Comment by mrweasel
14 hours ago
While it would allow us to be more specific with the IPs, it would entail blocking 500.000 IPs, or more. That quickly becomes unmanageable as well.
What I'd love to see is a service where websites could report abuse to ISPs, who would then take the misbehaving customers offline, until their system or behavior is fixed. Right now there's zero incentives to take customers offline, neither for ISP, nor cloud providers.
> it would entail blocking 500.000 IPs, or more. That quickly becomes unmanageable as well.
Companies don't seem to have a tough time managing the blocks for all the various ranges of all the VPS providers to prevent you from using VPNs to access their services. Somehow, I don't think blocking 500,000 IPs is a technical problem.

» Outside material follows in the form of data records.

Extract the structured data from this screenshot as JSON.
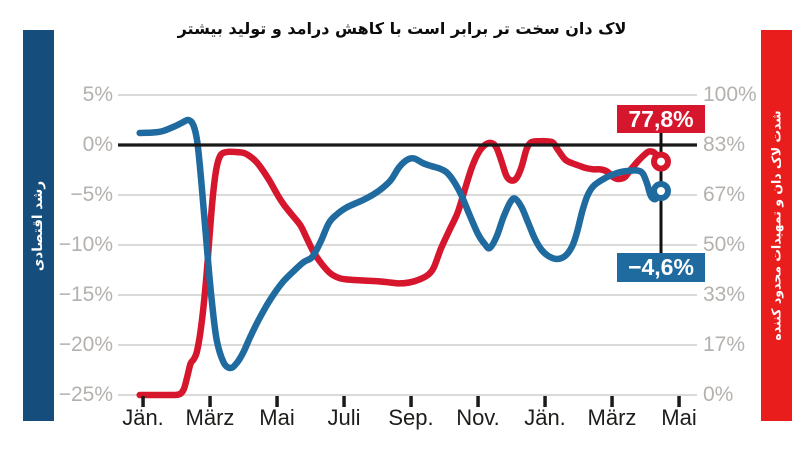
{
  "title": "لاک دان سخت تر برابر است با کاهش درامد و تولید بیشتر",
  "banners": {
    "left": {
      "label": "رشد اقتصادی",
      "color": "#154e7d"
    },
    "right": {
      "label": "شدت لاک دان و تمهیدات محدود کننده",
      "color": "#ea1d1d"
    }
  },
  "callouts": {
    "lockdown": "77,8%",
    "growth": "−4,6%"
  },
  "chart_data": {
    "type": "line",
    "x_unit": "months since Jän. 2020",
    "x_tick_labels": [
      "Jän.",
      "März",
      "Mai",
      "Juli",
      "Sep.",
      "Nov.",
      "Jän.",
      "März",
      "Mai"
    ],
    "x_tick_months": [
      0,
      2,
      4,
      6,
      8,
      10,
      12,
      14,
      16
    ],
    "left_axis": {
      "tick_labels": [
        "5%",
        "0%",
        "−5%",
        "−10%",
        "−15%",
        "−20%",
        "−25%"
      ],
      "tick_values": [
        5,
        0,
        -5,
        -10,
        -15,
        -20,
        -25
      ],
      "range": [
        -25,
        5
      ]
    },
    "right_axis": {
      "tick_labels": [
        "100%",
        "83%",
        "67%",
        "50%",
        "33%",
        "17%",
        "0%"
      ],
      "tick_values": [
        100,
        83.33,
        66.67,
        50,
        33.33,
        16.67,
        0
      ],
      "range": [
        0,
        100
      ]
    },
    "series": [
      {
        "name": "lockdown_stringency",
        "axis": "right",
        "color": "#d5162d",
        "end_value": 77.8,
        "end_label": "77,8%",
        "points": [
          [
            -0.1,
            0
          ],
          [
            0.5,
            0
          ],
          [
            0.9,
            0
          ],
          [
            1.1,
            0.3
          ],
          [
            1.22,
            2
          ],
          [
            1.32,
            6
          ],
          [
            1.42,
            10.5
          ],
          [
            1.52,
            12
          ],
          [
            1.62,
            15
          ],
          [
            1.75,
            24
          ],
          [
            1.88,
            38
          ],
          [
            2.0,
            55
          ],
          [
            2.1,
            68
          ],
          [
            2.2,
            76
          ],
          [
            2.32,
            80
          ],
          [
            2.5,
            81
          ],
          [
            2.75,
            81
          ],
          [
            3.0,
            80.7
          ],
          [
            3.2,
            79.5
          ],
          [
            3.4,
            77.5
          ],
          [
            3.6,
            74.5
          ],
          [
            3.8,
            71
          ],
          [
            4.0,
            67
          ],
          [
            4.2,
            63.5
          ],
          [
            4.45,
            60
          ],
          [
            4.7,
            56.5
          ],
          [
            4.9,
            52
          ],
          [
            5.1,
            47.5
          ],
          [
            5.35,
            43.5
          ],
          [
            5.6,
            40.5
          ],
          [
            5.85,
            39
          ],
          [
            6.1,
            38.5
          ],
          [
            6.5,
            38.2
          ],
          [
            6.9,
            38
          ],
          [
            7.3,
            37.6
          ],
          [
            7.65,
            37.2
          ],
          [
            7.95,
            37.5
          ],
          [
            8.25,
            38.5
          ],
          [
            8.5,
            40
          ],
          [
            8.68,
            42.5
          ],
          [
            8.9,
            49
          ],
          [
            9.15,
            55
          ],
          [
            9.4,
            61
          ],
          [
            9.62,
            69
          ],
          [
            9.82,
            76
          ],
          [
            10.0,
            80.5
          ],
          [
            10.2,
            83.3
          ],
          [
            10.4,
            84
          ],
          [
            10.55,
            82.5
          ],
          [
            10.7,
            78
          ],
          [
            10.85,
            73
          ],
          [
            11.0,
            71.5
          ],
          [
            11.15,
            72.3
          ],
          [
            11.3,
            76
          ],
          [
            11.45,
            82
          ],
          [
            11.6,
            84.3
          ],
          [
            11.85,
            84.6
          ],
          [
            12.1,
            84.5
          ],
          [
            12.25,
            84
          ],
          [
            12.4,
            81.5
          ],
          [
            12.6,
            78.5
          ],
          [
            12.8,
            77.3
          ],
          [
            13.0,
            76.5
          ],
          [
            13.2,
            75.7
          ],
          [
            13.45,
            75.2
          ],
          [
            13.65,
            75.2
          ],
          [
            13.85,
            74.5
          ],
          [
            14.05,
            72.5
          ],
          [
            14.2,
            72.0
          ],
          [
            14.38,
            72.6
          ],
          [
            14.55,
            75
          ],
          [
            14.78,
            78
          ],
          [
            15.0,
            80.4
          ],
          [
            15.12,
            81.2
          ],
          [
            15.28,
            80.6
          ],
          [
            15.43,
            77.8
          ]
        ]
      },
      {
        "name": "economic_growth",
        "axis": "left",
        "color": "#1f6a9f",
        "end_value": -4.6,
        "end_label": "−4,6%",
        "points": [
          [
            -0.1,
            1.2
          ],
          [
            0.3,
            1.25
          ],
          [
            0.6,
            1.4
          ],
          [
            0.9,
            1.8
          ],
          [
            1.15,
            2.2
          ],
          [
            1.35,
            2.5
          ],
          [
            1.5,
            2.0
          ],
          [
            1.62,
            0.3
          ],
          [
            1.75,
            -4
          ],
          [
            1.9,
            -10
          ],
          [
            2.05,
            -15.5
          ],
          [
            2.2,
            -19.5
          ],
          [
            2.4,
            -21.7
          ],
          [
            2.6,
            -22.3
          ],
          [
            2.8,
            -21.8
          ],
          [
            3.0,
            -20.7
          ],
          [
            3.2,
            -19.2
          ],
          [
            3.45,
            -17.5
          ],
          [
            3.7,
            -16
          ],
          [
            3.95,
            -14.7
          ],
          [
            4.2,
            -13.6
          ],
          [
            4.5,
            -12.6
          ],
          [
            4.8,
            -11.7
          ],
          [
            5.05,
            -11.2
          ],
          [
            5.3,
            -9.7
          ],
          [
            5.55,
            -7.8
          ],
          [
            5.8,
            -6.9
          ],
          [
            6.05,
            -6.3
          ],
          [
            6.3,
            -5.9
          ],
          [
            6.6,
            -5.45
          ],
          [
            6.9,
            -4.9
          ],
          [
            7.15,
            -4.3
          ],
          [
            7.4,
            -3.5
          ],
          [
            7.65,
            -2.2
          ],
          [
            7.9,
            -1.45
          ],
          [
            8.1,
            -1.35
          ],
          [
            8.35,
            -1.8
          ],
          [
            8.6,
            -2.1
          ],
          [
            8.85,
            -2.35
          ],
          [
            9.05,
            -2.7
          ],
          [
            9.25,
            -3.5
          ],
          [
            9.5,
            -5
          ],
          [
            9.75,
            -7
          ],
          [
            10.0,
            -8.9
          ],
          [
            10.2,
            -9.9
          ],
          [
            10.35,
            -10.3
          ],
          [
            10.55,
            -9.2
          ],
          [
            10.75,
            -7.3
          ],
          [
            10.95,
            -5.8
          ],
          [
            11.1,
            -5.35
          ],
          [
            11.3,
            -6.2
          ],
          [
            11.5,
            -7.8
          ],
          [
            11.7,
            -9.4
          ],
          [
            11.9,
            -10.5
          ],
          [
            12.1,
            -11.1
          ],
          [
            12.35,
            -11.4
          ],
          [
            12.6,
            -11.1
          ],
          [
            12.8,
            -10.2
          ],
          [
            12.95,
            -8.8
          ],
          [
            13.1,
            -6.8
          ],
          [
            13.25,
            -5.2
          ],
          [
            13.42,
            -4.2
          ],
          [
            13.6,
            -3.7
          ],
          [
            13.8,
            -3.3
          ],
          [
            14.0,
            -3.0
          ],
          [
            14.2,
            -2.75
          ],
          [
            14.45,
            -2.6
          ],
          [
            14.75,
            -2.55
          ],
          [
            14.92,
            -2.85
          ],
          [
            15.05,
            -3.9
          ],
          [
            15.16,
            -5.1
          ],
          [
            15.3,
            -5.4
          ],
          [
            15.43,
            -4.6
          ]
        ]
      }
    ]
  }
}
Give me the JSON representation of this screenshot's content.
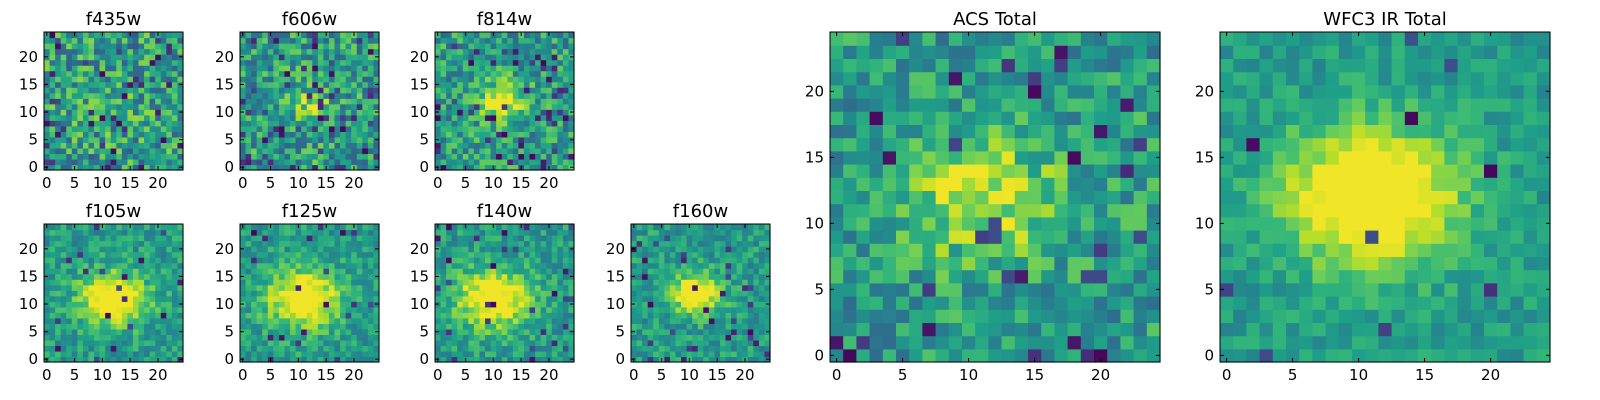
{
  "figure": {
    "background": "#ffffff",
    "colormap": "viridis"
  },
  "chart_data": [
    {
      "type": "heatmap",
      "title": "f435w",
      "grid": false,
      "size": 25,
      "xlim": [
        0,
        24
      ],
      "ylim": [
        0,
        24
      ],
      "xticks": [
        0,
        5,
        10,
        15,
        20
      ],
      "yticks": [
        0,
        5,
        10,
        15,
        20
      ],
      "center": [
        12,
        11
      ],
      "peak_strength": 0.05,
      "sigma": 4,
      "noise": 0.55,
      "dark_fraction": 0.06,
      "seed": 11
    },
    {
      "type": "heatmap",
      "title": "f606w",
      "grid": false,
      "size": 25,
      "xlim": [
        0,
        24
      ],
      "ylim": [
        0,
        24
      ],
      "xticks": [
        0,
        5,
        10,
        15,
        20
      ],
      "yticks": [
        0,
        5,
        10,
        15,
        20
      ],
      "center": [
        12,
        11
      ],
      "peak_strength": 0.2,
      "sigma": 3.5,
      "noise": 0.5,
      "dark_fraction": 0.08,
      "seed": 23
    },
    {
      "type": "heatmap",
      "title": "f814w",
      "grid": false,
      "size": 25,
      "xlim": [
        0,
        24
      ],
      "ylim": [
        0,
        24
      ],
      "xticks": [
        0,
        5,
        10,
        15,
        20
      ],
      "yticks": [
        0,
        5,
        10,
        15,
        20
      ],
      "center": [
        12,
        12
      ],
      "peak_strength": 0.45,
      "sigma": 3,
      "noise": 0.45,
      "dark_fraction": 0.08,
      "seed": 37
    },
    {
      "type": "heatmap",
      "title": "f105w",
      "grid": false,
      "size": 25,
      "xlim": [
        0,
        24
      ],
      "ylim": [
        0,
        24
      ],
      "xticks": [
        0,
        5,
        10,
        15,
        20
      ],
      "yticks": [
        0,
        5,
        10,
        15,
        20
      ],
      "center": [
        12,
        11
      ],
      "peak_strength": 0.65,
      "sigma": 4,
      "noise": 0.3,
      "dark_fraction": 0.03,
      "seed": 41
    },
    {
      "type": "heatmap",
      "title": "f125w",
      "grid": false,
      "size": 25,
      "xlim": [
        0,
        24
      ],
      "ylim": [
        0,
        24
      ],
      "xticks": [
        0,
        5,
        10,
        15,
        20
      ],
      "yticks": [
        0,
        5,
        10,
        15,
        20
      ],
      "center": [
        11,
        11
      ],
      "peak_strength": 0.6,
      "sigma": 4.5,
      "noise": 0.3,
      "dark_fraction": 0.04,
      "seed": 53
    },
    {
      "type": "heatmap",
      "title": "f140w",
      "grid": false,
      "size": 25,
      "xlim": [
        0,
        24
      ],
      "ylim": [
        0,
        24
      ],
      "xticks": [
        0,
        5,
        10,
        15,
        20
      ],
      "yticks": [
        0,
        5,
        10,
        15,
        20
      ],
      "center": [
        10,
        11
      ],
      "peak_strength": 0.6,
      "sigma": 4.5,
      "noise": 0.3,
      "dark_fraction": 0.04,
      "seed": 67
    },
    {
      "type": "heatmap",
      "title": "f160w",
      "grid": false,
      "size": 25,
      "xlim": [
        0,
        24
      ],
      "ylim": [
        0,
        24
      ],
      "xticks": [
        0,
        5,
        10,
        15,
        20
      ],
      "yticks": [
        0,
        5,
        10,
        15,
        20
      ],
      "center": [
        11,
        12
      ],
      "peak_strength": 0.6,
      "sigma": 3,
      "noise": 0.3,
      "dark_fraction": 0.06,
      "seed": 79
    },
    {
      "type": "heatmap",
      "title": "ACS Total",
      "grid": false,
      "size": 25,
      "xlim": [
        0,
        24
      ],
      "ylim": [
        0,
        24
      ],
      "xticks": [
        0,
        5,
        10,
        15,
        20
      ],
      "yticks": [
        0,
        5,
        10,
        15,
        20
      ],
      "center": [
        11,
        12
      ],
      "peak_strength": 0.4,
      "sigma": 4,
      "noise": 0.4,
      "dark_fraction": 0.05,
      "seed": 91
    },
    {
      "type": "heatmap",
      "title": "WFC3 IR Total",
      "grid": false,
      "size": 25,
      "xlim": [
        0,
        24
      ],
      "ylim": [
        0,
        24
      ],
      "xticks": [
        0,
        5,
        10,
        15,
        20
      ],
      "yticks": [
        0,
        5,
        10,
        15,
        20
      ],
      "center": [
        11,
        12
      ],
      "peak_strength": 0.7,
      "sigma": 4.5,
      "noise": 0.22,
      "dark_fraction": 0.03,
      "seed": 103
    }
  ]
}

I also suspect that once you start getting effective IP blocking, that 500,000 number will drop quite rapidly as it simply won't be so profitable to commandeer a device.
> What I'd love to see is a service where websites could report abuse to ISPs, who would then take the misbehaving customers offline, until their system or behavior is fixed.
IPv4 CGNAT is part of that problem, too. Because of CGNAT, the offending IPs get "tumbled" and are more difficult to identify from outside the ISP. Consequently, it makes it difficult to punish the ISPs. Without IPv4 CGNAT, those IPs are more stable over time and can be identified outside the ISP boundary. If ISPs start losing customers because everybody in the universe has blocked various ranges, the ISPs will start blocking devices at origin.